One of the poster boys of this stagnant seat-worship is Faik Öztrak. Since 2007, he has been a member of parliament for six consecutive terms. He has long served as party spokesperson and as the official responsible for economic policy. While AKP drove Turkey’s economy off a cliff, Öztrak’s dull, technocratic monologues failed to generate any resonance. No alternative program, no exit strategy, just monotonous press conferences. Yet he remains in a senior role, a symbol of CHP’s aversion to generational change. Figures like Öztrak do not view politics as a vehicle for social transformation, but as a platform for defending institutional turf. They represent not the people, but the status quo.
What’s striking isn’t just Kılıçdaroğlu’s maneuvering. It’s how the pro-government media and troll factories of the ruling coalition suddenly began singing his praises, presenting his actions as some noble “quest for justice.” These are the same outlets that spent years vilifying him. Now, they portray him as a wise, principled, and dignified leader. This about-face is not accidental; it’s strategic. For the Erdoğan regime, Kılıçdaroğlu’s return would be a godsend. A man who lost every major election, who failed to inspire and mobilize society, who drowned politics in sterile technocracy—his comeback would amount to the opposition sabotaging itself.
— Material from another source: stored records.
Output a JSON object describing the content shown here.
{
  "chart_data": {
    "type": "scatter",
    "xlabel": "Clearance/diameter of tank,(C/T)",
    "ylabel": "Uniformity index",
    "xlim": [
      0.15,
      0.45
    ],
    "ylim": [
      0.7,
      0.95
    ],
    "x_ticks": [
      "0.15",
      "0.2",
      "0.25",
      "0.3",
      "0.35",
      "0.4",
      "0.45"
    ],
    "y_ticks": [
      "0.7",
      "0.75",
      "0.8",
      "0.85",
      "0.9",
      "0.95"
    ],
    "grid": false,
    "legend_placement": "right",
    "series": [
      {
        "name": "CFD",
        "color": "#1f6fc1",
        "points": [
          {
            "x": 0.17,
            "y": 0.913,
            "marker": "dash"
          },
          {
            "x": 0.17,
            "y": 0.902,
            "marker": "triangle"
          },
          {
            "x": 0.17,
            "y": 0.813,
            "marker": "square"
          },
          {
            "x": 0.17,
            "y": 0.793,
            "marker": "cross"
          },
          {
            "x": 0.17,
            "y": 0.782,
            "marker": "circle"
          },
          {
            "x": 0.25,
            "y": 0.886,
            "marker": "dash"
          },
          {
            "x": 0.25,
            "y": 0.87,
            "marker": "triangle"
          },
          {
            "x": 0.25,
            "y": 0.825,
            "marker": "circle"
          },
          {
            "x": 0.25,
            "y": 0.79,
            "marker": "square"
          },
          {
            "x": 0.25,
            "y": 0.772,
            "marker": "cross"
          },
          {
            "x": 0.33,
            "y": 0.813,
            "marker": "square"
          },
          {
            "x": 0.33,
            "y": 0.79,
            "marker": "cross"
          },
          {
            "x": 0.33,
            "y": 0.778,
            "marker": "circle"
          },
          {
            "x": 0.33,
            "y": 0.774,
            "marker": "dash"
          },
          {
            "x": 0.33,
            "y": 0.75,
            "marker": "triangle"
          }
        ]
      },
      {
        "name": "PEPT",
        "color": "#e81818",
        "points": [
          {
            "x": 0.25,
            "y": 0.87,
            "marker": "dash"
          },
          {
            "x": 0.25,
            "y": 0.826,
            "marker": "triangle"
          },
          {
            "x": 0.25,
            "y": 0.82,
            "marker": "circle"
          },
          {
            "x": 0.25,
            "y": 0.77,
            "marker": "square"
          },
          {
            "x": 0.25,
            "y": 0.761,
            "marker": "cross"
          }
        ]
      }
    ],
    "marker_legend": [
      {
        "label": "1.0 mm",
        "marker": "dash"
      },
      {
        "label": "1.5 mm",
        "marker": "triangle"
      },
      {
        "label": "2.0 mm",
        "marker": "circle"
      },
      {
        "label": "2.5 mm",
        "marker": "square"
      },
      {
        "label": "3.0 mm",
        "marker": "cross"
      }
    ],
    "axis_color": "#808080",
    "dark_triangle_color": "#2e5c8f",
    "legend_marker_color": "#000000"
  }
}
Erdoğan must be thoroughly enjoying the spectacle he set in motion. His troll networks and junior partner MHP have orchestrated this operetta with full enthusiasm, boosting Kılıçdaroğlu’s standing just enough to keep the turmoil alive. This is not just the manipulation of the opposition, it’s a case of the regime deciding who is fit to be in the opposition.
All the while, the real issue—the deepening economic and social crisis tearing apart daily life in Turkey—has vanished from the agenda. Inflation, unemployment, housing shortages, debt traps, collapsing healthcare and education systems—none of it finds airtime. The only question the media seems obsessed with is: “What happens if Kılıçdaroğlu comes back?”
This isn’t merely a distraction. It’s a calculated act of mass political aphasia. By controlling the narrative, the regime doesn’t just dictate what is discussed—it decides who counts as legitimate opposition. The recent media glorification of Kılıçdaroğlu is not a gift; it’s the tool of an authoritarian mind that prefers a neutered, manageable opposition.
As CHP wastes its energy on this lawsuit, society is left to watch a never-ending intra-party feud instead of a politics of solutions. This is not just a party’s crisis, it’s the erosion of opposition as a whole. Kılıçdaroğlu’s effort to return through the courts isn’t a farewell; it’s the final stage of an unquenched thirst for power.
If this judicial process is drawn out—just as Erdoğan would prefer—it will deepen tensions within the CHP and keep public attention away from real problems. To reorient politics toward public needs, this internal reckoning must be unmasked for what it is—not just as a responsibility, but a necessity.
The longer this circus continues, the more CHP will suffer. The Özel leadership must urgently expel Kılıçdaroğlu and his loyalists to close this chapter once and for all and return to the actual issues facing the nation. If the expelled crew is not interested in playing backgammon in retirement cafés, they can always go frolic among the plastic dinosaurs in Melih Gökçek’s abandoned park.
Otherwise, CHP risks ceasing to be a source of hope and becoming just another footnote in Erdoğan’s long game.